Frequently asked questions

What is a long put on EXPE?
A long put on EXPE is the long put strategy applied to EXPE (stock). The strategy is structurally bearish: A long put buys downside exposure with a fixed maximum loss equal to the premium paid; profit accrues if the underlying closes below the strike minus premium at expiration. With EXPE stock trading near $217.17, the strikes shown on this page are snapped to the nearest listed EXPE chain strike and the premiums come straight from the end-of-day bid/ask midpoint.
How are EXPE long put max profit and max loss calculated?
Max profit equals the strike minus premium times 100 (reached at zero); max loss equals the premium times 100. Breakeven is strike minus premium. For the EXPE long put priced from the end-of-day chain at a 30-day expiry (ATM IV 46.26%), the computed maximum profit is $20,514.00 per contract and the computed maximum loss is -$985.00 per contract.
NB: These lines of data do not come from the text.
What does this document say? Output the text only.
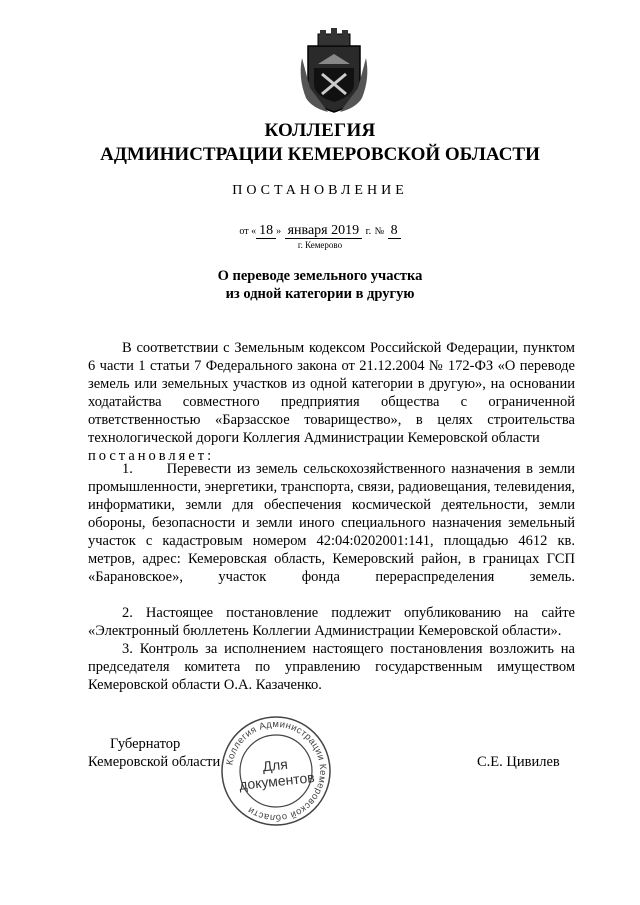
КОЛЛЕГИЯ
АДМИНИСТРАЦИИ КЕМЕРОВСКОЙ ОБЛАСТИ
ПОСТАНОВЛЕНИЕ
от « 18 » января 2019 г. № 8
г. Кемерово
О переводе земельного участка
из одной категории в другую

В соответствии с Земельным кодексом Российской Федерации, пунктом 6 части 1 статьи 7 Федерального закона от 21.12.2004 № 172-ФЗ «О переводе земель или земельных участков из одной категории в другую», на основании ходатайства совместного предприятия общества с ограниченной ответственностью «Барзасское товарищество», в целях строительства технологической дороги Коллегия Администрации Кемеровской области
постановляет:

1. Перевести из земель сельскохозяйственного назначения в земли промышленности, энергетики, транспорта, связи, радиовещания, телевидения, информатики, земли для обеспечения космической деятельности, земли обороны, безопасности и земли иного специального назначения земельный участок с кадастровым номером 42:04:0202001:141, площадью 4612 кв. метров, адрес: Кемеровская область, Кемеровский район, в границах ГСП «Барановское», участок фонда перераспределения земель.

2. Настоящее постановление подлежит опубликованию на сайте «Электронный бюллетень Коллегии Администрации Кемеровской области».

3. Контроль за исполнением настоящего постановления возложить на председателя комитета по управлению государственным имуществом Кемеровской области О.А. Казаченко.

Коллегия Администрации Кемеровской области
Для
документов
Губернатор
Кемеровской области	С.Е. Цивилев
Live intraday quotes will differ as the chain moves through the trading session.
What is the breakeven for a EXPE long put?
The breakeven for the EXPE long put priced on this page is roughly $205.15 at expiration, derived from end-of-day chain premiums. Breakeven is the underlying price at which the strategy's P&L crosses zero ignoring transaction costs and assignment risk. The current EXPE market-implied 1-standard-deviation expected move is approximately 13.26%; if the move sits well outside the breakeven distance, the structure's risk-reward becomes correspondingly tighter.
When should you consider a long put on EXPE?
Long puts on EXPE hedge an existing long EXPE stock position or express a bearish view with defined risk; position sizing typically scales the put notional to the underlying EXPE exposure being hedged.
How does current EXPE implied volatility affect this long put?
EXPE ATM IV is at 46.26% with IV rank near 44.61%, which is mid-range against its 1-year history. Strategy selection depends more on directional thesis and expected move than on a strong IV signal.